There is no such thing as a Store Immediate instruction.

 

Direct Addressing: Memory vs. I/O

The Boz–5 uses isolated I/O, in which there are two address spaces.

       A 20–bit address space for memory references, and

       A 16–bit address space for I/O references.

Consider the following two instructions:

       LDR      %R3, 200            Load register R3 from memory location 200.
                                                R3 ¬ M[200]

       GET      %R3, 200            Load register R3 from the 32–bit I/O device
                                                register at address 200 on the I/O bus.
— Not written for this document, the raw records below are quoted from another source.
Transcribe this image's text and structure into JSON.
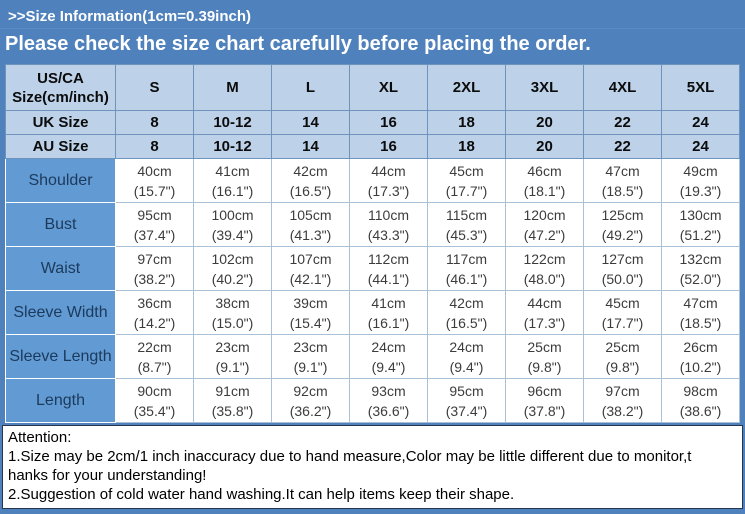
{
  "colors": {
    "page_background_blue": "#4f81bd",
    "header_cell_blue": "#bdd2e9",
    "measure_label_blue": "#629ad3",
    "grid_line_blue": "#6e93bd",
    "body_grid_line": "#a9c0d7"
  },
  "header": {
    "title": ">>Size Information(1cm=0.39inch)",
    "notice": "Please check the size chart carefully before placing the order."
  },
  "size_table": {
    "corner_header_line1": "US/CA",
    "corner_header_line2": "Size(cm/inch)",
    "sizes": [
      "S",
      "M",
      "L",
      "XL",
      "2XL",
      "3XL",
      "4XL",
      "5XL"
    ],
    "region_rows": [
      {
        "label": "UK Size",
        "values": [
          "8",
          "10-12",
          "14",
          "16",
          "18",
          "20",
          "22",
          "24"
        ]
      },
      {
        "label": "AU Size",
        "values": [
          "8",
          "10-12",
          "14",
          "16",
          "18",
          "20",
          "22",
          "24"
        ]
      }
    ],
    "measure_rows": [
      {
        "label": "Shoulder",
        "cm": [
          "40cm",
          "41cm",
          "42cm",
          "44cm",
          "45cm",
          "46cm",
          "47cm",
          "49cm"
        ],
        "inch": [
          "(15.7\")",
          "(16.1\")",
          "(16.5\")",
          "(17.3\")",
          "(17.7\")",
          "(18.1\")",
          "(18.5\")",
          "(19.3\")"
        ]
      },
      {
        "label": "Bust",
        "cm": [
          "95cm",
          "100cm",
          "105cm",
          "110cm",
          "115cm",
          "120cm",
          "125cm",
          "130cm"
        ],
        "inch": [
          "(37.4\")",
          "(39.4\")",
          "(41.3\")",
          "(43.3\")",
          "(45.3\")",
          "(47.2\")",
          "(49.2\")",
          "(51.2\")"
        ]
      },
      {
        "label": "Waist",
        "cm": [
          "97cm",
          "102cm",
          "107cm",
          "112cm",
          "117cm",
          "122cm",
          "127cm",
          "132cm"
        ],
        "inch": [
          "(38.2\")",
          "(40.2\")",
          "(42.1\")",
          "(44.1\")",
          "(46.1\")",
          "(48.0\")",
          "(50.0\")",
          "(52.0\")"
        ]
      },
      {
        "label": "Sleeve Width",
        "cm": [
          "36cm",
          "38cm",
          "39cm",
          "41cm",
          "42cm",
          "44cm",
          "45cm",
          "47cm"
        ],
        "inch": [
          "(14.2\")",
          "(15.0\")",
          "(15.4\")",
          "(16.1\")",
          "(16.5\")",
          "(17.3\")",
          "(17.7\")",
          "(18.5\")"
        ]
      },
      {
        "label": "Sleeve Length",
        "cm": [
          "22cm",
          "23cm",
          "23cm",
          "24cm",
          "24cm",
          "25cm",
          "25cm",
          "26cm"
        ],
        "inch": [
          "(8.7\")",
          "(9.1\")",
          "(9.1\")",
          "(9.4\")",
          "(9.4\")",
          "(9.8\")",
          "(9.8\")",
          "(10.2\")"
        ]
      },
      {
        "label": "Length",
        "cm": [
          "90cm",
          "91cm",
          "92cm",
          "93cm",
          "95cm",
          "96cm",
          "97cm",
          "98cm"
        ],
        "inch": [
          "(35.4\")",
          "(35.8\")",
          "(36.2\")",
          "(36.6\")",
          "(37.4\")",
          "(37.8\")",
          "(38.2\")",
          "(38.6\")"
        ]
      }
    ]
  },
  "attention": {
    "title": "Attention:",
    "lines": [
      "1.Size may be 2cm/1 inch inaccuracy due to hand measure,Color may be little different due to monitor,t",
      "hanks for your understanding!",
      "2.Suggestion of cold water hand washing.It can help items keep their shape."
    ]
  }
}
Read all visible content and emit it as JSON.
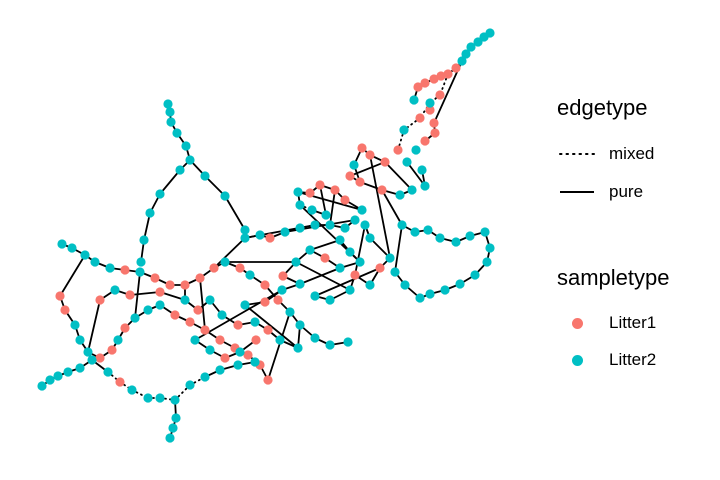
{
  "legend": {
    "edgetype": {
      "title": "edgetype",
      "items": [
        {
          "label": "mixed",
          "style": "dotted"
        },
        {
          "label": "pure",
          "style": "solid"
        }
      ]
    },
    "sampletype": {
      "title": "sampletype",
      "items": [
        {
          "label": "Litter1",
          "color": "#F8766D"
        },
        {
          "label": "Litter2",
          "color": "#00BFC4"
        }
      ]
    }
  },
  "colors": {
    "litter1": "#F8766D",
    "litter2": "#00BFC4",
    "edge": "#000000"
  }
}
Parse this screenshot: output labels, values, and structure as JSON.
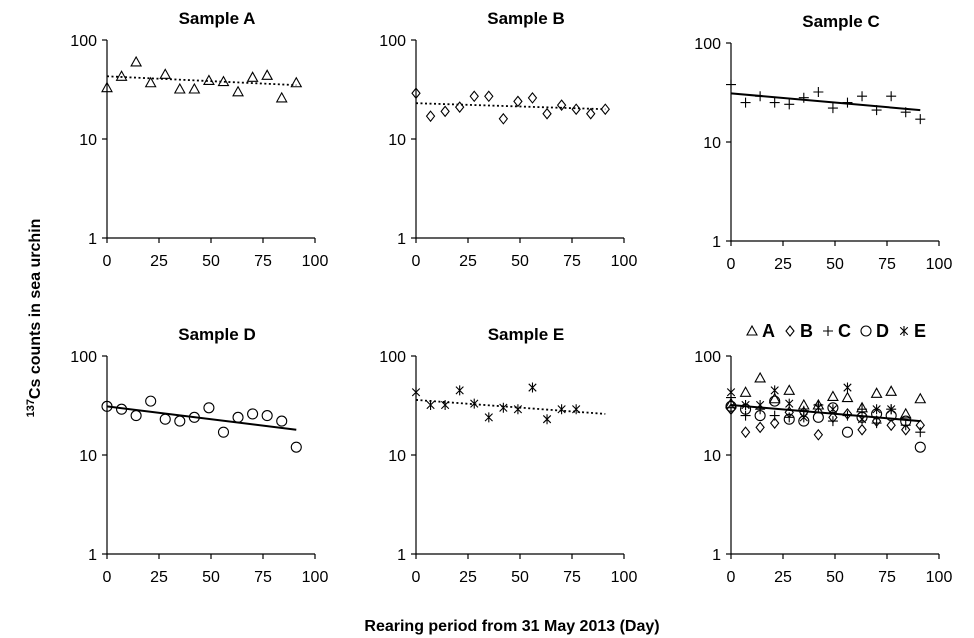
{
  "figure": {
    "ylabel_sup": "137",
    "ylabel_main": "Cs counts in sea urchin",
    "xlabel": "Rearing period from 31 May 2013 (Day)"
  },
  "chart_data": [
    {
      "type": "scatter",
      "title": "Sample A",
      "marker": "triangle",
      "yscale": "log",
      "xlim": [
        0,
        100
      ],
      "ylim": [
        1,
        100
      ],
      "xticks": [
        "0",
        "25",
        "50",
        "75",
        "100"
      ],
      "yticks": [
        "1",
        "10",
        "100"
      ],
      "x": [
        0,
        7,
        14,
        21,
        28,
        35,
        42,
        49,
        56,
        63,
        70,
        77,
        84,
        91
      ],
      "y": [
        33,
        43,
        60,
        37,
        45,
        32,
        32,
        39,
        38,
        30,
        42,
        44,
        26,
        37
      ],
      "trend": {
        "style": "dotted",
        "x": [
          0,
          91
        ],
        "y": [
          43,
          35
        ]
      }
    },
    {
      "type": "scatter",
      "title": "Sample B",
      "marker": "diamond",
      "yscale": "log",
      "xlim": [
        0,
        100
      ],
      "ylim": [
        1,
        100
      ],
      "xticks": [
        "0",
        "25",
        "50",
        "75",
        "100"
      ],
      "yticks": [
        "1",
        "10",
        "100"
      ],
      "x": [
        0,
        7,
        14,
        21,
        28,
        35,
        42,
        49,
        56,
        63,
        70,
        77,
        84,
        91
      ],
      "y": [
        29,
        17,
        19,
        21,
        27,
        27,
        16,
        24,
        26,
        18,
        22,
        20,
        18,
        20
      ],
      "trend": {
        "style": "dotted",
        "x": [
          0,
          91
        ],
        "y": [
          23,
          20
        ]
      }
    },
    {
      "type": "scatter",
      "title": "Sample C",
      "marker": "plus",
      "yscale": "log",
      "xlim": [
        0,
        100
      ],
      "ylim": [
        1,
        100
      ],
      "xticks": [
        "0",
        "25",
        "50",
        "75",
        "100"
      ],
      "yticks": [
        "1",
        "10",
        "100"
      ],
      "x": [
        0,
        7,
        14,
        21,
        28,
        35,
        42,
        49,
        56,
        63,
        70,
        77,
        84,
        91
      ],
      "y": [
        38,
        25,
        29,
        25,
        24,
        28,
        32,
        22,
        25,
        29,
        21,
        29,
        20,
        17
      ],
      "trend": {
        "style": "solid",
        "x": [
          0,
          91
        ],
        "y": [
          31,
          21
        ]
      }
    },
    {
      "type": "scatter",
      "title": "Sample D",
      "marker": "circle",
      "yscale": "log",
      "xlim": [
        0,
        100
      ],
      "ylim": [
        1,
        100
      ],
      "xticks": [
        "0",
        "25",
        "50",
        "75",
        "100"
      ],
      "yticks": [
        "1",
        "10",
        "100"
      ],
      "x": [
        0,
        7,
        14,
        21,
        28,
        35,
        42,
        49,
        56,
        63,
        70,
        77,
        84,
        91
      ],
      "y": [
        31,
        29,
        25,
        35,
        23,
        22,
        24,
        30,
        17,
        24,
        26,
        25,
        22,
        12
      ],
      "trend": {
        "style": "solid",
        "x": [
          0,
          91
        ],
        "y": [
          31,
          18
        ]
      }
    },
    {
      "type": "scatter",
      "title": "Sample E",
      "marker": "asterisk",
      "yscale": "log",
      "xlim": [
        0,
        100
      ],
      "ylim": [
        1,
        100
      ],
      "xticks": [
        "0",
        "25",
        "50",
        "75",
        "100"
      ],
      "yticks": [
        "1",
        "10",
        "100"
      ],
      "x": [
        0,
        7,
        14,
        21,
        28,
        35,
        42,
        49,
        56,
        63,
        70,
        77
      ],
      "y": [
        43,
        32,
        32,
        45,
        33,
        24,
        30,
        29,
        48,
        23,
        29,
        29
      ],
      "trend": {
        "style": "dotted",
        "x": [
          0,
          91
        ],
        "y": [
          36,
          26
        ]
      }
    },
    {
      "type": "scatter",
      "title": "",
      "combined": true,
      "yscale": "log",
      "xlim": [
        0,
        100
      ],
      "ylim": [
        1,
        100
      ],
      "xticks": [
        "0",
        "25",
        "50",
        "75",
        "100"
      ],
      "yticks": [
        "1",
        "10",
        "100"
      ],
      "legend_position": "top",
      "legend": [
        {
          "marker": "triangle",
          "label": "A"
        },
        {
          "marker": "diamond",
          "label": "B"
        },
        {
          "marker": "plus",
          "label": "C"
        },
        {
          "marker": "circle",
          "label": "D"
        },
        {
          "marker": "asterisk",
          "label": "E"
        }
      ],
      "series_from": [
        0,
        1,
        2,
        3,
        4
      ],
      "trend": {
        "style": "solid",
        "x": [
          0,
          91
        ],
        "y": [
          32,
          22
        ]
      }
    }
  ]
}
For simplicity of design, all references to I/O device registers will use
direct addressing only.

NOTE:  Some I/O registers are read–only.  Attempts to write to these registers,
              using a PUT instruction will have no effect.

 

Basic Structure of Memory Addressing

The memory addressing modes are built around two basic ideas.

Indirection   the memory location contains an address.
                     This is similar to the use of pointers in a modern HLL.

Indexing:     the memory address is modified by an index.
                     This is a direct implementation of a one–dimensional array.

Indirection and indexing can be combined in two distinct ways.

Pre–Indexed        the indexing is done first, then the indirection.
                           Think of an array of pointers.

Post–Indexed      the indirection is done first, then the indexing.
                           Think of a pointer to an array, or an array passed by reference.

These two basic ideas generate four basic addressing modes.

 

Indexing Not Used

Indexing Used

Indirection Not Used

Direct Addressing

Indexed Addressing

Indirection Used

Indirect Addressing

Indexed-Indirect Addressing

Immediate addressing does not fit into this scheme.